Sekarang bagian dari Newport Mansions Preservation Society, tiket tur mendapatkan akses ke sembilan properti, saat dibuka, termasuk Chateau-sur-Mer, Chepstow, The Elms, Hunter House, Isaac Bell House, Kingscote, Marble House, Rosecliff, dan menyenangkan Taman Topiary Hewan Hijau.

Balai & Taman Highfield – Falmouth, Massachusetts

Aula Highfield &  Gardens, Falmouth, MassachusettsHighfield Hall & Gardens, Falmouth, Massachusetts — Foto milik Linda Laban

Dibangun oleh James Madison Beebe, pedagang barang kering yang berbasis di Boston dan salah satu pendiri Massachusetts Institute of Technology, Highfield Hall sekarang menjadi pusat budaya dan komunitas. Interior rumah utama adalah galeri seni, dan ada program dewasa dan anak-anak. Satu ruangan di lantai dua didedikasikan untuk sejarah tragis Keluarga Beebe, kenaikan dan penurunan yang curam.

Tamannya menyenangkan dan juga termasuk patung dan instalasi yang dipesan. Berjalan di Beebe Woods seluas 700 hektar, atau buat musik di lonceng, gambang, dan conga di lembah dekat rumah utama.

Victoria Mansion – Portland, Maine

Victoria Mansion di Portland, MaineVictoria Mansion di Portland, Maine — Foto milik Geoffrey Gross

Dibangun oleh pengusaha hotel Ruggles Sylvester Morse dan istrinya Olive antara tahun 1858 dan 1860, penduduk asli Maine menggunakan rumah megah itu sebagai pelarian dari musim panas yang menindas di rumah adopsi mereka di New Orleans. Namun, tidak ada biaya yang dihemat atau kemewahan dikecualikan. Salah satu desainer papan atas saat itu, Gustave Herter, menciptakan lemari yang bagus dan interior yang menggairahkan. Victoria Mansion memiliki satu-satunya contoh karya Herter yang masih ada.
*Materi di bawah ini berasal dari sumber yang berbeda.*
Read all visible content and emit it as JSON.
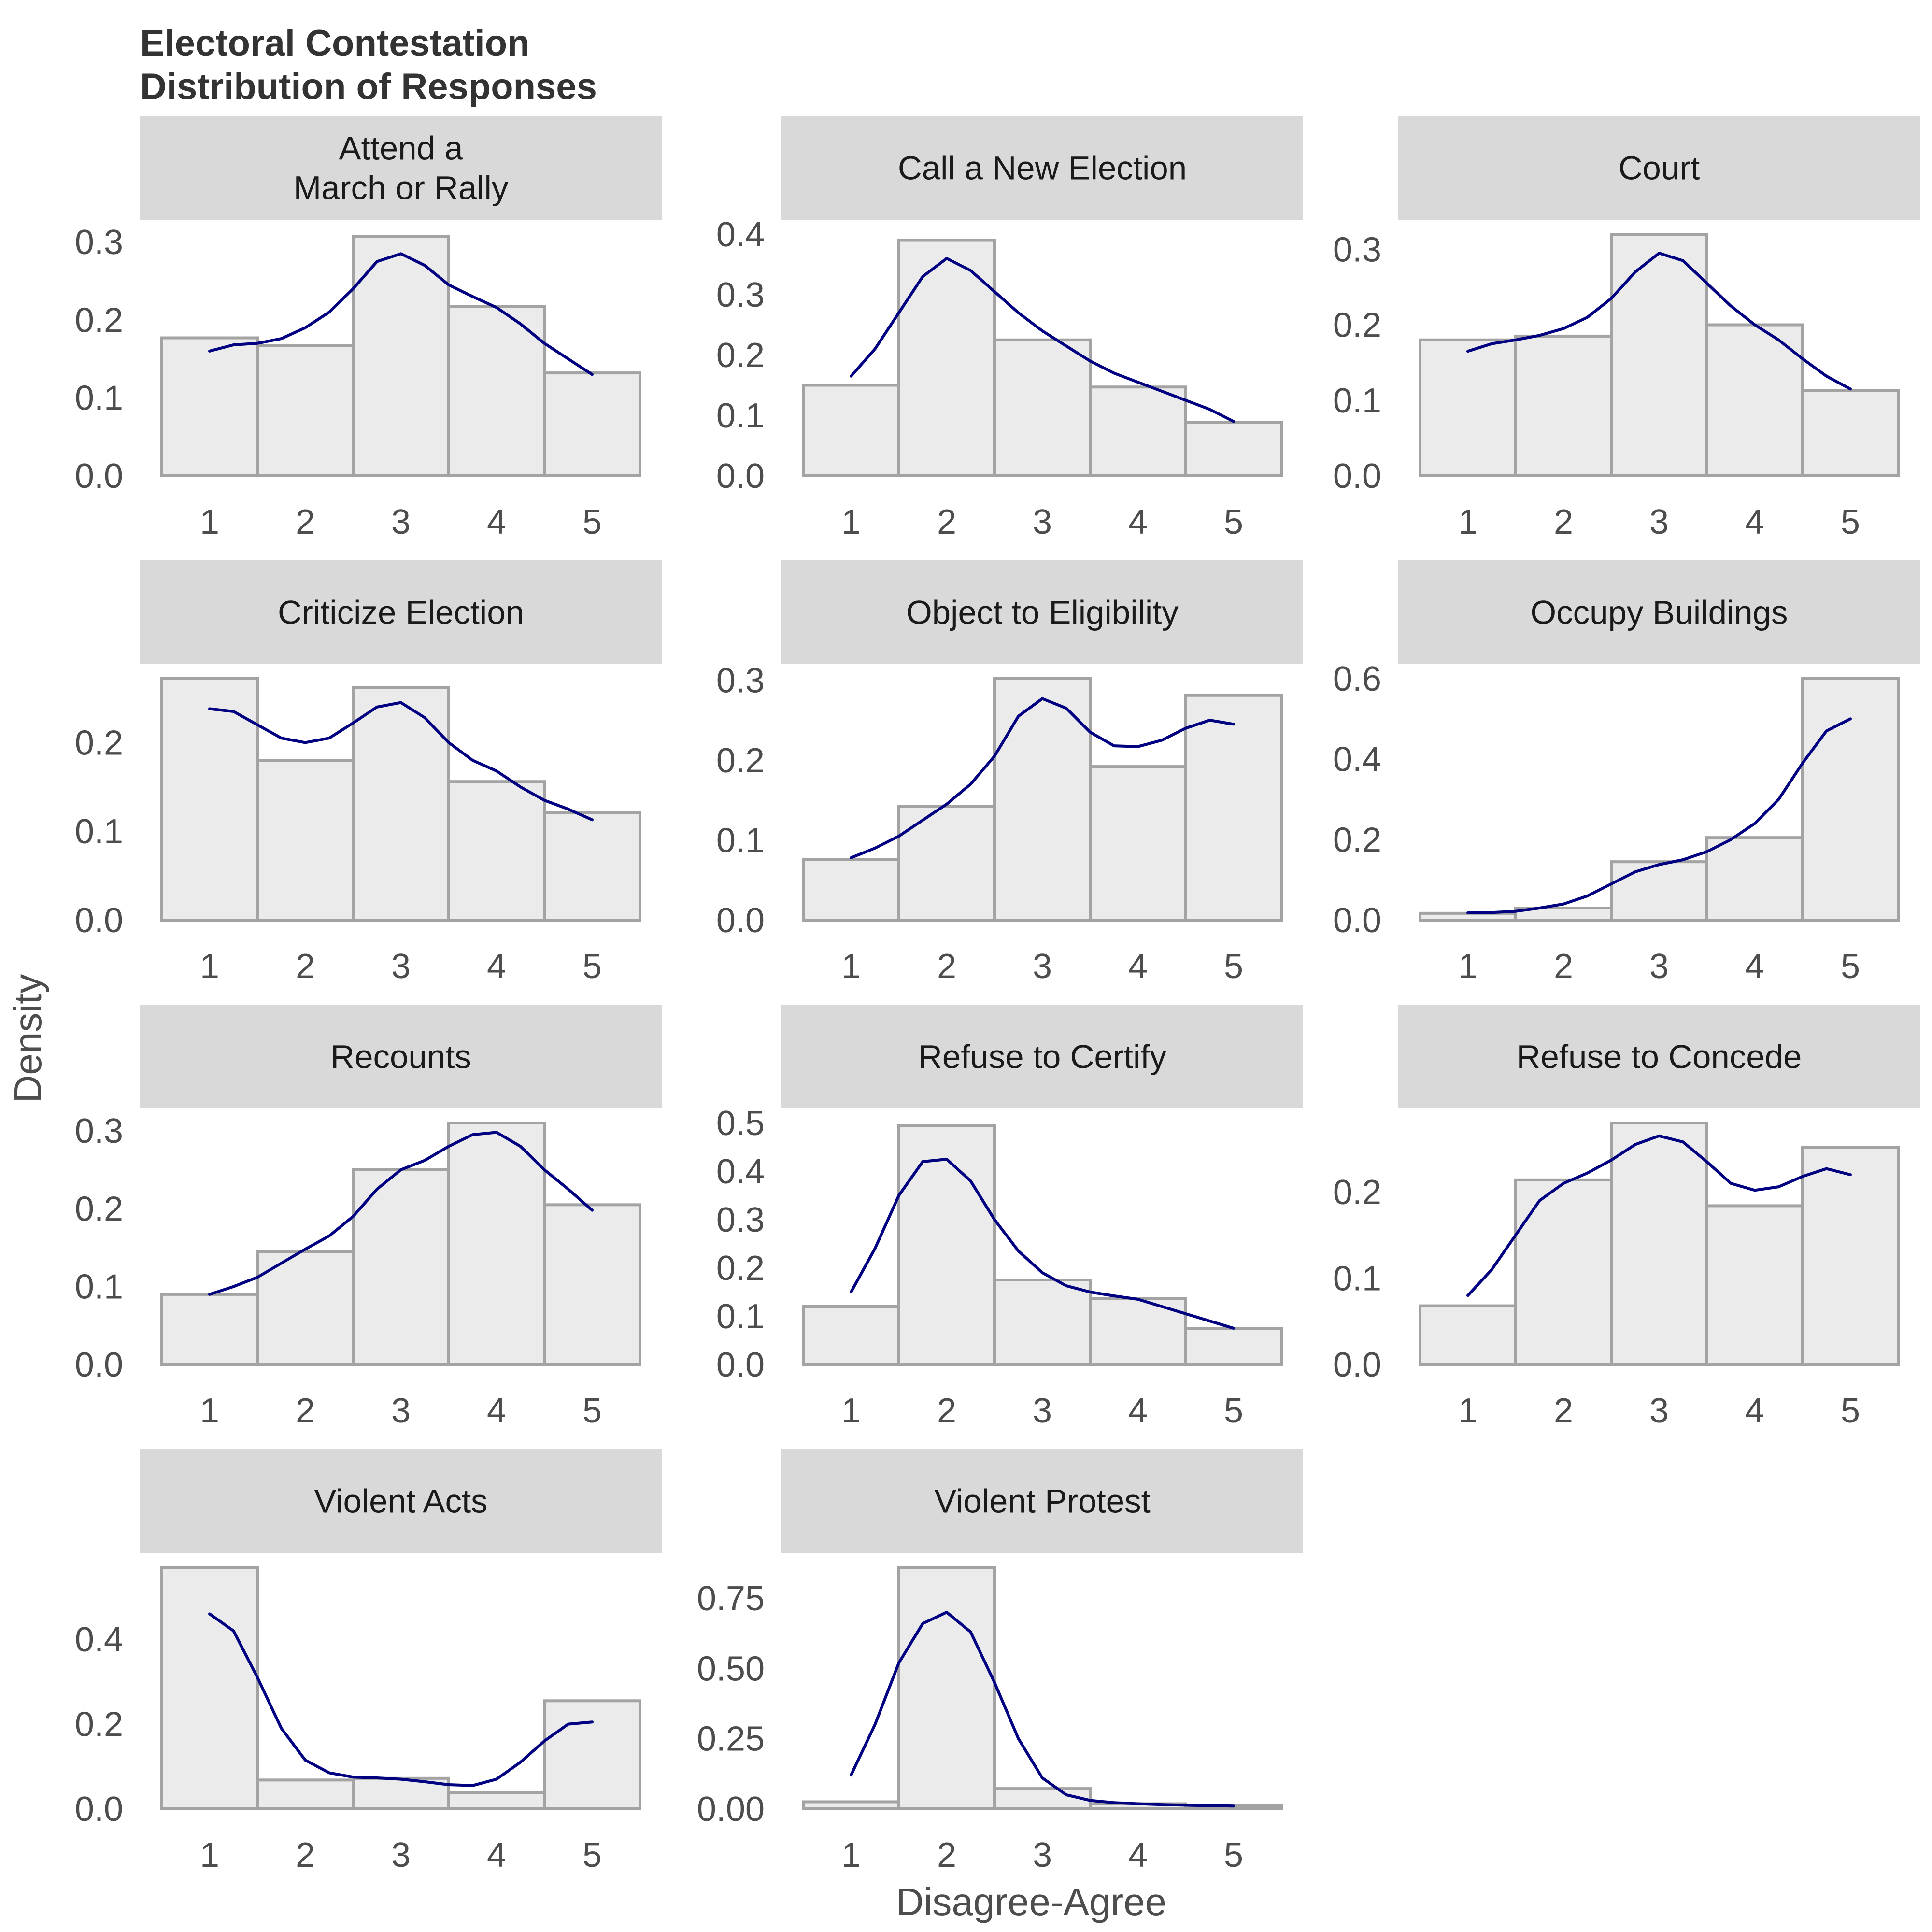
{
  "title_lines": [
    "Electoral Contestation",
    "Distribution of Responses"
  ],
  "xlabel": "Disagree-Agree",
  "ylabel": "Density",
  "colors": {
    "bar_fill": "#ebebeb",
    "bar_stroke": "#a3a3a3",
    "strip_fill": "#d9d9d9",
    "density_line": "#000080",
    "tick_text": "#4d4d4d"
  },
  "chart_data": {
    "type": "bar",
    "layout": "facet grid, 4 rows x 3 columns, free y scales",
    "categories": [
      1,
      2,
      3,
      4,
      5
    ],
    "x_tick_labels": [
      "1",
      "2",
      "3",
      "4",
      "5"
    ],
    "panels": [
      {
        "name": "Attend a\nMarch or Rally",
        "bars": [
          0.177,
          0.167,
          0.307,
          0.217,
          0.132
        ],
        "ylim": [
          0,
          0.31
        ],
        "yticks": [
          "0.0",
          "0.1",
          "0.2",
          "0.3"
        ],
        "density": {
          "x": [
            1.0,
            1.25,
            1.5,
            1.75,
            2.0,
            2.25,
            2.5,
            2.75,
            3.0,
            3.25,
            3.5,
            3.75,
            4.0,
            4.25,
            4.5,
            4.75,
            5.0
          ],
          "y": [
            0.16,
            0.168,
            0.17,
            0.176,
            0.19,
            0.21,
            0.24,
            0.275,
            0.285,
            0.27,
            0.245,
            0.23,
            0.216,
            0.195,
            0.17,
            0.15,
            0.13
          ]
        }
      },
      {
        "name": "Call a New Election",
        "bars": [
          0.15,
          0.39,
          0.225,
          0.147,
          0.088
        ],
        "ylim": [
          0,
          0.4
        ],
        "yticks": [
          "0.0",
          "0.1",
          "0.2",
          "0.3",
          "0.4"
        ],
        "density": {
          "x": [
            1.0,
            1.25,
            1.5,
            1.75,
            2.0,
            2.25,
            2.5,
            2.75,
            3.0,
            3.25,
            3.5,
            3.75,
            4.0,
            4.25,
            4.5,
            4.75,
            5.0
          ],
          "y": [
            0.165,
            0.21,
            0.27,
            0.33,
            0.36,
            0.34,
            0.305,
            0.27,
            0.24,
            0.215,
            0.19,
            0.17,
            0.155,
            0.14,
            0.125,
            0.11,
            0.09
          ]
        }
      },
      {
        "name": "Court",
        "bars": [
          0.18,
          0.185,
          0.32,
          0.2,
          0.113
        ],
        "ylim": [
          0,
          0.32
        ],
        "yticks": [
          "0.0",
          "0.1",
          "0.2",
          "0.3"
        ],
        "density": {
          "x": [
            1.0,
            1.25,
            1.5,
            1.75,
            2.0,
            2.25,
            2.5,
            2.75,
            3.0,
            3.25,
            3.5,
            3.75,
            4.0,
            4.25,
            4.5,
            4.75,
            5.0
          ],
          "y": [
            0.165,
            0.175,
            0.18,
            0.186,
            0.195,
            0.21,
            0.235,
            0.27,
            0.295,
            0.285,
            0.255,
            0.225,
            0.2,
            0.18,
            0.155,
            0.132,
            0.115
          ]
        }
      },
      {
        "name": "Criticize Election",
        "bars": [
          0.272,
          0.18,
          0.262,
          0.156,
          0.121
        ],
        "ylim": [
          0,
          0.272
        ],
        "yticks": [
          "0.0",
          "0.1",
          "0.2"
        ],
        "density": {
          "x": [
            1.0,
            1.25,
            1.5,
            1.75,
            2.0,
            2.25,
            2.5,
            2.75,
            3.0,
            3.25,
            3.5,
            3.75,
            4.0,
            4.25,
            4.5,
            4.75,
            5.0
          ],
          "y": [
            0.238,
            0.235,
            0.22,
            0.205,
            0.2,
            0.205,
            0.222,
            0.24,
            0.245,
            0.228,
            0.2,
            0.18,
            0.168,
            0.15,
            0.135,
            0.125,
            0.113
          ]
        }
      },
      {
        "name": "Object to Eligibility",
        "bars": [
          0.076,
          0.142,
          0.302,
          0.192,
          0.281
        ],
        "ylim": [
          0,
          0.302
        ],
        "yticks": [
          "0.0",
          "0.1",
          "0.2",
          "0.3"
        ],
        "density": {
          "x": [
            1.0,
            1.25,
            1.5,
            1.75,
            2.0,
            2.25,
            2.5,
            2.75,
            3.0,
            3.25,
            3.5,
            3.75,
            4.0,
            4.25,
            4.5,
            4.75,
            5.0
          ],
          "y": [
            0.078,
            0.09,
            0.105,
            0.125,
            0.145,
            0.17,
            0.205,
            0.255,
            0.277,
            0.265,
            0.235,
            0.218,
            0.217,
            0.225,
            0.24,
            0.25,
            0.245
          ]
        }
      },
      {
        "name": "Occupy Buildings",
        "bars": [
          0.017,
          0.03,
          0.145,
          0.205,
          0.6
        ],
        "ylim": [
          0,
          0.6
        ],
        "yticks": [
          "0.0",
          "0.2",
          "0.4",
          "0.6"
        ],
        "density": {
          "x": [
            1.0,
            1.25,
            1.5,
            1.75,
            2.0,
            2.25,
            2.5,
            2.75,
            3.0,
            3.25,
            3.5,
            3.75,
            4.0,
            4.25,
            4.5,
            4.75,
            5.0
          ],
          "y": [
            0.018,
            0.019,
            0.022,
            0.03,
            0.04,
            0.06,
            0.09,
            0.12,
            0.138,
            0.15,
            0.17,
            0.2,
            0.24,
            0.3,
            0.39,
            0.47,
            0.5
          ]
        }
      },
      {
        "name": "Recounts",
        "bars": [
          0.09,
          0.145,
          0.25,
          0.31,
          0.205
        ],
        "ylim": [
          0,
          0.31
        ],
        "yticks": [
          "0.0",
          "0.1",
          "0.2",
          "0.3"
        ],
        "density": {
          "x": [
            1.0,
            1.25,
            1.5,
            1.75,
            2.0,
            2.25,
            2.5,
            2.75,
            3.0,
            3.25,
            3.5,
            3.75,
            4.0,
            4.25,
            4.5,
            4.75,
            5.0
          ],
          "y": [
            0.09,
            0.1,
            0.112,
            0.13,
            0.148,
            0.165,
            0.19,
            0.225,
            0.25,
            0.262,
            0.28,
            0.295,
            0.298,
            0.28,
            0.25,
            0.225,
            0.198
          ]
        }
      },
      {
        "name": "Refuse to Certify",
        "bars": [
          0.12,
          0.495,
          0.175,
          0.137,
          0.075
        ],
        "ylim": [
          0,
          0.5
        ],
        "yticks": [
          "0.0",
          "0.1",
          "0.2",
          "0.3",
          "0.4",
          "0.5"
        ],
        "density": {
          "x": [
            1.0,
            1.25,
            1.5,
            1.75,
            2.0,
            2.25,
            2.5,
            2.75,
            3.0,
            3.25,
            3.5,
            3.75,
            4.0,
            4.25,
            4.5,
            4.75,
            5.0
          ],
          "y": [
            0.15,
            0.24,
            0.35,
            0.42,
            0.425,
            0.38,
            0.3,
            0.235,
            0.19,
            0.163,
            0.15,
            0.142,
            0.135,
            0.12,
            0.105,
            0.09,
            0.075
          ]
        }
      },
      {
        "name": "Refuse to Concede",
        "bars": [
          0.068,
          0.214,
          0.28,
          0.184,
          0.252
        ],
        "ylim": [
          0,
          0.28
        ],
        "yticks": [
          "0.0",
          "0.1",
          "0.2"
        ],
        "density": {
          "x": [
            1.0,
            1.25,
            1.5,
            1.75,
            2.0,
            2.25,
            2.5,
            2.75,
            3.0,
            3.25,
            3.5,
            3.75,
            4.0,
            4.25,
            4.5,
            4.75,
            5.0
          ],
          "y": [
            0.08,
            0.11,
            0.15,
            0.19,
            0.21,
            0.222,
            0.237,
            0.255,
            0.265,
            0.258,
            0.235,
            0.21,
            0.202,
            0.206,
            0.218,
            0.227,
            0.22
          ]
        }
      },
      {
        "name": "Violent Acts",
        "bars": [
          0.57,
          0.068,
          0.072,
          0.038,
          0.255
        ],
        "ylim": [
          0,
          0.57
        ],
        "yticks": [
          "0.0",
          "0.2",
          "0.4"
        ],
        "density": {
          "x": [
            1.0,
            1.25,
            1.5,
            1.75,
            2.0,
            2.25,
            2.5,
            2.75,
            3.0,
            3.25,
            3.5,
            3.75,
            4.0,
            4.25,
            4.5,
            4.75,
            5.0
          ],
          "y": [
            0.46,
            0.42,
            0.31,
            0.19,
            0.115,
            0.085,
            0.075,
            0.073,
            0.07,
            0.064,
            0.057,
            0.055,
            0.07,
            0.11,
            0.16,
            0.2,
            0.205
          ]
        }
      },
      {
        "name": "Violent Protest",
        "bars": [
          0.025,
          0.86,
          0.072,
          0.018,
          0.012
        ],
        "ylim": [
          0,
          0.86
        ],
        "yticks": [
          "0.00",
          "0.25",
          "0.50",
          "0.75"
        ],
        "density": {
          "x": [
            1.0,
            1.25,
            1.5,
            1.75,
            2.0,
            2.25,
            2.5,
            2.75,
            3.0,
            3.25,
            3.5,
            3.75,
            4.0,
            4.25,
            4.5,
            4.75,
            5.0
          ],
          "y": [
            0.12,
            0.3,
            0.52,
            0.66,
            0.7,
            0.63,
            0.45,
            0.25,
            0.11,
            0.05,
            0.03,
            0.022,
            0.018,
            0.015,
            0.013,
            0.011,
            0.01
          ]
        }
      }
    ]
  }
}
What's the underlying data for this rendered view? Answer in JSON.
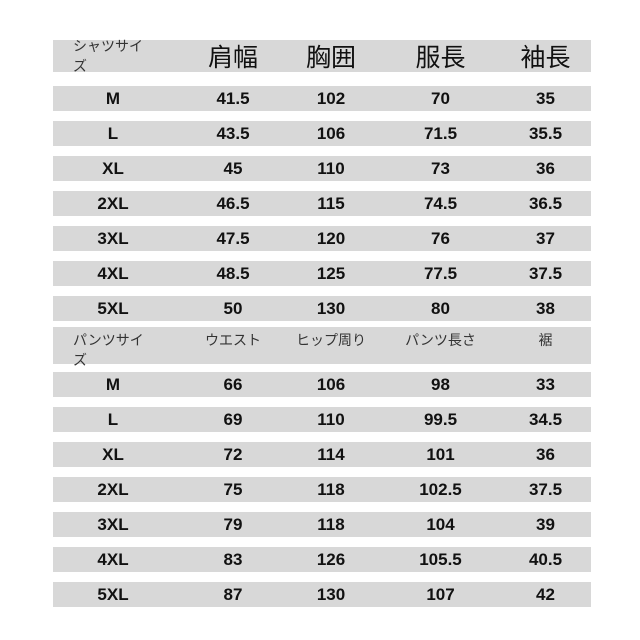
{
  "shirt": {
    "headers": [
      "シャツサイズ",
      "肩幅",
      "胸囲",
      "服長",
      "袖長"
    ],
    "rows": [
      [
        "M",
        "41.5",
        "102",
        "70",
        "35"
      ],
      [
        "L",
        "43.5",
        "106",
        "71.5",
        "35.5"
      ],
      [
        "XL",
        "45",
        "110",
        "73",
        "36"
      ],
      [
        "2XL",
        "46.5",
        "115",
        "74.5",
        "36.5"
      ],
      [
        "3XL",
        "47.5",
        "120",
        "76",
        "37"
      ],
      [
        "4XL",
        "48.5",
        "125",
        "77.5",
        "37.5"
      ],
      [
        "5XL",
        "50",
        "130",
        "80",
        "38"
      ]
    ]
  },
  "pants": {
    "headers": [
      "パンツサイズ",
      "ウエスト",
      "ヒップ周り",
      "パンツ長さ",
      "裾"
    ],
    "rows": [
      [
        "M",
        "66",
        "106",
        "98",
        "33"
      ],
      [
        "L",
        "69",
        "110",
        "99.5",
        "34.5"
      ],
      [
        "XL",
        "72",
        "114",
        "101",
        "36"
      ],
      [
        "2XL",
        "75",
        "118",
        "102.5",
        "37.5"
      ],
      [
        "3XL",
        "79",
        "118",
        "104",
        "39"
      ],
      [
        "4XL",
        "83",
        "126",
        "105.5",
        "40.5"
      ],
      [
        "5XL",
        "87",
        "130",
        "107",
        "42"
      ]
    ]
  },
  "colors": {
    "row_bg": "#d8d8d8",
    "text": "#111111"
  }
}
Juga, hampir semua mural trompe l’oeil asli yang dilukis oleh seniman kelahiran Italia Giuseppe Guidicini bertahan. Rumah adalah harta karun, indah dihargai.

The Old Manse – Concord, Massachusetts

Rumah Tua di Concord, MassachusettsThe Old Manse di Concord, Massachusetts — Foto milik Linda Laban

Jika ada kota di New England yang layak disebutkan dua kali untuk rumah bersejarahnya, itu adalah Concord, tempat kelahiran dua revolusi: pertama, Revolusi Amerika pada 19 April 1775, dan kemudian di awal 1800-an, sebuah revolusi dalam pemikiran, Transendentalisme, sebuah gerakan dipimpin oleh Ralph Waldo Emerson.

The Old Manse milik kakek Waldo, Pendeta William Emerson, dan keluarga itu memiliki kursi barisan depan ke Battle of Concord di dekat Old North Bridge, terlihat melalui jendela. Emerson memuji pertempuran 19 April dalam “Nyanyian Kerukunan” -nya, menulis tentang “tembakan terdengar di seluruh dunia.”

Dia menulis bukunya yang terkenal “Alam” (1836) di sini, menyatakan “Melupakan alam berarti kehilangan Tuhan.” Seorang penyewa kemudian, penulis Nathaniel Hawthorne (“Surat Scarlett”), menggambarkan rumah tahun 1770 dalam “Mosses from an Old Manse” (diterbitkan pada tahun 1846). Dia tidak hanya menulis buku itu di sini, tapi Hawthorne dan istrinya Sophia menggoreskan pesan di kaca jendela yang masih terlihat sampai sekarang.